Expensive, oversize Omnibus editions are targeted at you if you thrilled to the content as a kid, and are now in your forties with a large disposable income. If you fit that profile, Marvel have done you proud by adding over a dozen preceding issues to the core ‘Fall of the Mutants’ three-parters, and backing that up with dips into titles where either X-Factor paid a visit (Fantastic Four, Hulk, Power Pack) or the machinations of Apocalypse are having an effect (Captain America, Daredevil).

Louise Simonson writes more of the content than any other writer, handling the X-Factor, New Mutants and Power Pack contributions. The plots are good, ambitious, and sometimes still surprising, but she writes in the style of the time, with characters constantly explaining themselves, assessing each other and keeping the audience informed. It’s strained, and while intended as super-realistic in getting under someone’s skin, it’s now anything but. Walt Simonson draws the X-Factor story efficiently without great leaps into the amazing that he’s provided elsewhere, while Bret Blevins (sample spread left) on the New Mutants is very good bar some sometimes very strained expressions and strange proportions.
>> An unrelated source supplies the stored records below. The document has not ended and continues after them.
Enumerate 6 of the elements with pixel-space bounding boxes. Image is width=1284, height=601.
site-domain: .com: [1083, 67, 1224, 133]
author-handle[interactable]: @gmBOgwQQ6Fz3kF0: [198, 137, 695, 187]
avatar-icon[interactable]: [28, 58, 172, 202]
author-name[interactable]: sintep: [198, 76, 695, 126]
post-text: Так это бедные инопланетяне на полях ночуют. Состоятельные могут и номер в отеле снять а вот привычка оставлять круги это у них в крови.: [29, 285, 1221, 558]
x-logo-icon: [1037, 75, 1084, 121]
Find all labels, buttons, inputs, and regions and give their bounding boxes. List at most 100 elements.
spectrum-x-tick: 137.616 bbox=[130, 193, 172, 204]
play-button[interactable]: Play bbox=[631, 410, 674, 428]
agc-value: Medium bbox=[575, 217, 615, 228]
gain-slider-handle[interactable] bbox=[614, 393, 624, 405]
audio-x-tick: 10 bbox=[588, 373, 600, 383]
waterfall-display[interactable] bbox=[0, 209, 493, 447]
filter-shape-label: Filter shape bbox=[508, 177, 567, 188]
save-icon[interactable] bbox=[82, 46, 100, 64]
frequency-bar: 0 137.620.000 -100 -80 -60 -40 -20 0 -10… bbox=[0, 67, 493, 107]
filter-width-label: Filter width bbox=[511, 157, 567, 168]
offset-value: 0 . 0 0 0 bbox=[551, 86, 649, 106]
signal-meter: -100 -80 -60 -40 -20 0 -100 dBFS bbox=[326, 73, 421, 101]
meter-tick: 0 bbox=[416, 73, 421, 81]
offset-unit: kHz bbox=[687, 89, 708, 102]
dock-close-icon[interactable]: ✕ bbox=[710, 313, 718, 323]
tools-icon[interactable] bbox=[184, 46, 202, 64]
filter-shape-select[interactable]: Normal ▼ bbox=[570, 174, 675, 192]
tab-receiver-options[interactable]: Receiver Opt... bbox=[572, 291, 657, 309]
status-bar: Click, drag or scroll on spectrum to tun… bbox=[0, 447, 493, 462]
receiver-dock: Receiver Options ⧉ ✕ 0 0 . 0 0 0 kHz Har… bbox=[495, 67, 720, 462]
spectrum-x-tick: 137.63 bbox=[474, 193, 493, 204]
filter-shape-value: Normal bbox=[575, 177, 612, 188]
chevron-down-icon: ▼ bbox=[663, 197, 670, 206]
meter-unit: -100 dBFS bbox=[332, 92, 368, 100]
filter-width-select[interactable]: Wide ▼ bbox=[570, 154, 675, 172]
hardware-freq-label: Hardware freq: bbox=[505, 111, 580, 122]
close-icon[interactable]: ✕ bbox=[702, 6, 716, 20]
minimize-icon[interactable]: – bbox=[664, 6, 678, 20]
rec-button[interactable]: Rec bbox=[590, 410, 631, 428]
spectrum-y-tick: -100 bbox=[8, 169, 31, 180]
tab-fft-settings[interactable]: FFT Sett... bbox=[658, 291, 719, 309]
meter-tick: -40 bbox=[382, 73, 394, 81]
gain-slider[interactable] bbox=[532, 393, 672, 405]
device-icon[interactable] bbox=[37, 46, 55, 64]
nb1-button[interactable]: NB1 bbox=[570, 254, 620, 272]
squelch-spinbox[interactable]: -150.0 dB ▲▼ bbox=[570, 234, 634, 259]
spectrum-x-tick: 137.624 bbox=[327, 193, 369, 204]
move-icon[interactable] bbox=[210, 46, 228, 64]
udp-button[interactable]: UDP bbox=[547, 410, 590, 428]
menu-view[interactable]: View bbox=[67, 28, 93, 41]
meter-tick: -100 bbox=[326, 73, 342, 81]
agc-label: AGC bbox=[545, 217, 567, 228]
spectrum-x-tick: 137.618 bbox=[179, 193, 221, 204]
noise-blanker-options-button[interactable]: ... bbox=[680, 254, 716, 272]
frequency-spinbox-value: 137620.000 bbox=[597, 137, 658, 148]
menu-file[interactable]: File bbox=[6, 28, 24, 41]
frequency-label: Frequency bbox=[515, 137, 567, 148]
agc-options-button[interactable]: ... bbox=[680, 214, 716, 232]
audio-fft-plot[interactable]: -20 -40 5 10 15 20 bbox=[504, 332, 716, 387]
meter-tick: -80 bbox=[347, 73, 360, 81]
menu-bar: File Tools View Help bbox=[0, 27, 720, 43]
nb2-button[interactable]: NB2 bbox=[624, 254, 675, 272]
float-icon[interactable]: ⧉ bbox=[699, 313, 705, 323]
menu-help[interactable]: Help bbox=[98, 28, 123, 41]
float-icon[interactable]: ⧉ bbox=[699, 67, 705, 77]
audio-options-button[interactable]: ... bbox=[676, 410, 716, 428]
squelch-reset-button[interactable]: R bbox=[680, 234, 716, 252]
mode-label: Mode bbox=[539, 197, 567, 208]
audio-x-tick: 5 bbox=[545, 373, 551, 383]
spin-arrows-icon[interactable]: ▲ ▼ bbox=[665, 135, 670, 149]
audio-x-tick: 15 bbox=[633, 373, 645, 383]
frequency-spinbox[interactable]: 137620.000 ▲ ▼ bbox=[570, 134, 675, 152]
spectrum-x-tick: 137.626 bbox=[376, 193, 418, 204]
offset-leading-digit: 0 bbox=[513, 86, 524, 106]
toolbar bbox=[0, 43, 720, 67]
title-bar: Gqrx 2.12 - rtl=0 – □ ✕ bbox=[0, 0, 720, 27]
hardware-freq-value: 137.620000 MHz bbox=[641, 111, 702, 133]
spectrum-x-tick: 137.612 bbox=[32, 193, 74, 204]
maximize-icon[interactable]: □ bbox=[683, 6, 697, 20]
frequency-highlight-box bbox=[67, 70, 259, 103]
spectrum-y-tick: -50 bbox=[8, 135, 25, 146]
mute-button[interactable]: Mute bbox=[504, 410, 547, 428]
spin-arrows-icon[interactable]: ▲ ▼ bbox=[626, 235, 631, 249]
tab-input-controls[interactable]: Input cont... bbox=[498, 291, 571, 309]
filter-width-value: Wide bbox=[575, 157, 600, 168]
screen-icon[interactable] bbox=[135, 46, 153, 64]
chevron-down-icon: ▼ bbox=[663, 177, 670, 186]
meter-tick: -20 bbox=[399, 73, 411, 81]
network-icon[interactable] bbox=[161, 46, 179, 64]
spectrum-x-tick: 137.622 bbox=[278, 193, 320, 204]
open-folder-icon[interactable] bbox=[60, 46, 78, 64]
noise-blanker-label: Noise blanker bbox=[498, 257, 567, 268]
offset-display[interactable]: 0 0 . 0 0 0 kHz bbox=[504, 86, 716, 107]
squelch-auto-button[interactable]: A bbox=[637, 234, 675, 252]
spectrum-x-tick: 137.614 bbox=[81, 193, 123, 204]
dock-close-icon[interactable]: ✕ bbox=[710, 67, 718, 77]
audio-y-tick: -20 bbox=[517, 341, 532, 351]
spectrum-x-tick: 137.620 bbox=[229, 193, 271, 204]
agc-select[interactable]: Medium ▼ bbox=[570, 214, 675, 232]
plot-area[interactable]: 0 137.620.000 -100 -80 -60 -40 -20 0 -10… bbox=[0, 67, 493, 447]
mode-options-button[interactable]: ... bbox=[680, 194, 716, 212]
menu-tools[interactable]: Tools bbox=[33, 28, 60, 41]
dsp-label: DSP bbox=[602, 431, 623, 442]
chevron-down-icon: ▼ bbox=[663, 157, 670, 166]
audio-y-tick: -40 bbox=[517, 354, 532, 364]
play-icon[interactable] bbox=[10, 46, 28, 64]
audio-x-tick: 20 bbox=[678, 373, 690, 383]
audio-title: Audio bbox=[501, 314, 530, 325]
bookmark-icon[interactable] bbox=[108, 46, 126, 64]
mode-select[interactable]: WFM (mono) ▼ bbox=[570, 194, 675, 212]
June Brigman also supplies an attractively elegant New Mutants chapter. Their story revolves around the almost surreal Bird Brain, and is the best of the book.

Chris Claremont and Marc Silvestri produce the X-Men content, and that writing’s also very much of its era, not reading well today. Again, the plotting has its moments, with Storm needing to regain her powers and put things right with Forge, having already made quite the surprising suggestion as to the X-Men’s future. There’s also an infallible prophecy that they’ll die, and Claremont takes the easy route in resolving that. Artistically it’s interesting to see Silvestri (sample spread right) take steps toward what became his signature style, as by his final issue he’s begun to thin and stretch his figures. Todd McFarlane on the three Hulk chapters is also progressing his style, not yet hyper-exaggerated, and Peter David’s scripts make these the best of the associated material, although Ann Nocenti and John Romita Jr’s Daredevil story also works well. Don’t get your hopes up for Captain America or the Fantastic Four.

Overall, you have to have thrilled to the content at the time to want The Fall of the Mutants Omnibus. Any present day X-Men fan will view it as a prehistoric artefact.

At a list prince a cent shy of $100 the expectation should be that any minor sloppiness has been caught in production. Articles synopsise events leading up to the first reprinted issue of three titles, each of them riddled with typos and errors. Originally the covers to the core Fall of the Mutants issues formed a tryptich, and the New Mutants one in particular is badly joined together. These obviously aren’t deal killers, but disappointing nonetheless.

If you want to read the story, easier on the pocket versions are available. The core nine chapters over three titles were published in a 2002 paperback The Fall of the Mutants, and this expanded edition has since been split over two trade editions, logically enough, volume one and volume two.